昔の事とは云えのんびりとした時代だったのですね。
でも大怪我にも繋がる記事の処では 今では考えられない事と驚きです。
by furukaba (2008-08-08 18:31) 

sig

furukabaさん、こんばんは。
雪の無いところと比べて雪の深いところは、それだけでハンデを負っているのではないでしょうか。
あえて書かなかったのですが、上の話のオチがあります。
しばらくして次の電車が長岡方面からやってきました。友だちのA君や他の乗客から人が落ちたという報告を受けたのでしょう。私のところにやってきた車掌の言葉がふるっていました。「今度からデッキに立たないでください」・・・中に入れるくらいなら、雪にまみれて誰がデッキになど立っているものですか。
by sig (2008-08-08 19:05) 

sig

takemoviesさん、こんばんは。ご来館ありがとうございます。
by sig (2008-08-08 22:54) 

sig

チョコシナモンさん、こんにちは。ご来館ありがとうございます。
by sig (2008-08-09 14:17) 

sig

八犬伝さん、こんにちは。ご来館ありがとうございました。
by sig (2008-08-09 16:18) 

いぬ

こんばんは 通学も命懸けだったんですね
僕は何時もバイク通学してた時もあれば
定期代を使ってしまって自転車で通った時も
けど通学は楽しかった 
長岡の冬 定期代使ってしまったら大変ですね
by いぬ (2008-08-09 18:58) 

sig

いぬさん、こんばんは。
冬、定期代使ってしまったら、全く通学できませんね。がんばりやさんなら歩くかもしれませんが、吹雪に巻き込まれる危険が出てきます。

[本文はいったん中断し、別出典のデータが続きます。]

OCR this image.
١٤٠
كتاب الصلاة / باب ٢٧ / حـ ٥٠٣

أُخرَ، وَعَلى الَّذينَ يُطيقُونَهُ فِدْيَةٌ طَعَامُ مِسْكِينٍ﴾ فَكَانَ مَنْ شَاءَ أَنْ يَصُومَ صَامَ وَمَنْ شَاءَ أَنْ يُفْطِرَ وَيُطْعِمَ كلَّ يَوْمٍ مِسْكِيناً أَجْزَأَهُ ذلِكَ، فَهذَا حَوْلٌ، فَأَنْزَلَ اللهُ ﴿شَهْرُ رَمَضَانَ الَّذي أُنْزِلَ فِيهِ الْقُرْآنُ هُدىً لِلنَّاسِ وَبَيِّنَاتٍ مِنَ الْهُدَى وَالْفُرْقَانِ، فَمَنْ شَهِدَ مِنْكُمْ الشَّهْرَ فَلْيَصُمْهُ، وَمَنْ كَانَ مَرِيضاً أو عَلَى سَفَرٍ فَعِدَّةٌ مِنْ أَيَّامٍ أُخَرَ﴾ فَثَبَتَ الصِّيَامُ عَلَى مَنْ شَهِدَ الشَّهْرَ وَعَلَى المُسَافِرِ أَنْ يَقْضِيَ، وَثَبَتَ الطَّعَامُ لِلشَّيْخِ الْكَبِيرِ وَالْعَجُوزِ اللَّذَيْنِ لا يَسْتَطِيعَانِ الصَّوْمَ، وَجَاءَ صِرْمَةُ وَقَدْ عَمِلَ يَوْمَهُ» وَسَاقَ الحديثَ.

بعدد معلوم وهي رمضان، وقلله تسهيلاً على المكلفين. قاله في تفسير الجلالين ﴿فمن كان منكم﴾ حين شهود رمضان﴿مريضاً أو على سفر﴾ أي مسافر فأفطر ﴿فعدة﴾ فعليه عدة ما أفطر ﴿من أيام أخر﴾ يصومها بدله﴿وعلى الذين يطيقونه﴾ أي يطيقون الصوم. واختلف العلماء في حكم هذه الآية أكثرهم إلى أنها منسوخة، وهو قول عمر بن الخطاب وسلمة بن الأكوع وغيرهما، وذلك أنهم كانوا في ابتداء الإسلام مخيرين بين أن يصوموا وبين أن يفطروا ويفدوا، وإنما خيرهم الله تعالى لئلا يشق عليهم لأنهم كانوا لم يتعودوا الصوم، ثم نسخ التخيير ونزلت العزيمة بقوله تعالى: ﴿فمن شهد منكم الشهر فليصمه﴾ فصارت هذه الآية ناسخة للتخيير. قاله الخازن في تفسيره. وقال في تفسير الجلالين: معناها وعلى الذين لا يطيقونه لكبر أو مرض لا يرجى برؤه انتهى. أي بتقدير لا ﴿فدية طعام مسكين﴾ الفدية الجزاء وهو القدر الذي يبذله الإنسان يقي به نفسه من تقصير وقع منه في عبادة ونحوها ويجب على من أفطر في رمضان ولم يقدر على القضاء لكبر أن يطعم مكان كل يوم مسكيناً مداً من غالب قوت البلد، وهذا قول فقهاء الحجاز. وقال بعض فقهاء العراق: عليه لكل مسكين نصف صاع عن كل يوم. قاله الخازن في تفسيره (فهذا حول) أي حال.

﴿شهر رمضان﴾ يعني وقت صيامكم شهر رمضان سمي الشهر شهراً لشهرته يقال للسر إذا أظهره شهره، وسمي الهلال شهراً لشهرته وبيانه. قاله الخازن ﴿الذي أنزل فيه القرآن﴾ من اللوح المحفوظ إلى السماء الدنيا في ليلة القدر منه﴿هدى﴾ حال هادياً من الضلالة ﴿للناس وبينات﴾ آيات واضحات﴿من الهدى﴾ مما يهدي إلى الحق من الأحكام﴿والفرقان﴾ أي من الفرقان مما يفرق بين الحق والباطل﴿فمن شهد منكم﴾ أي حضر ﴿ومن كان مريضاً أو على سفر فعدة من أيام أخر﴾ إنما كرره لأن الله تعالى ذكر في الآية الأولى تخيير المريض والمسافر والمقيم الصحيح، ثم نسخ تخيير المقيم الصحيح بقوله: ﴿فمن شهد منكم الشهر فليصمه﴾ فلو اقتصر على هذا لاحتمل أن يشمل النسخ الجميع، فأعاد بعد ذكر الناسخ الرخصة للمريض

ただ、最近は地球温暖化のおかげ(?)で、降雪は昔に比べてはるかに少なくなりましたので、地元の人でも若い世代がこんな記事を読んだら、誇張と思われるかもしれません。
by sig (2008-08-09 20:04) 

sig

銀猫さん、こんにちは。ご来館ありがとうございます。時々覗きに来てください。
by sig (2008-08-10 14:22) 

sig

ねこじゃらんさん、こんにちは。ご来館ありがとうございます。
by sig (2008-08-10 14:23) 

sig

kemmさん、こんにちは。ご来館ありがとうございます。
by sig (2008-08-14 15:44) 

sig

corradoさん、こんにちは。ご来館ありがとうございます。
by sig (2008-08-15 09:09) 

sig

Qooさん、こんにちは。ご来館ありがとうございます。
by sig (2008-08-17 16:27) 

sig

kurakichiさん、こんにちは。ご来館ありがとうございます。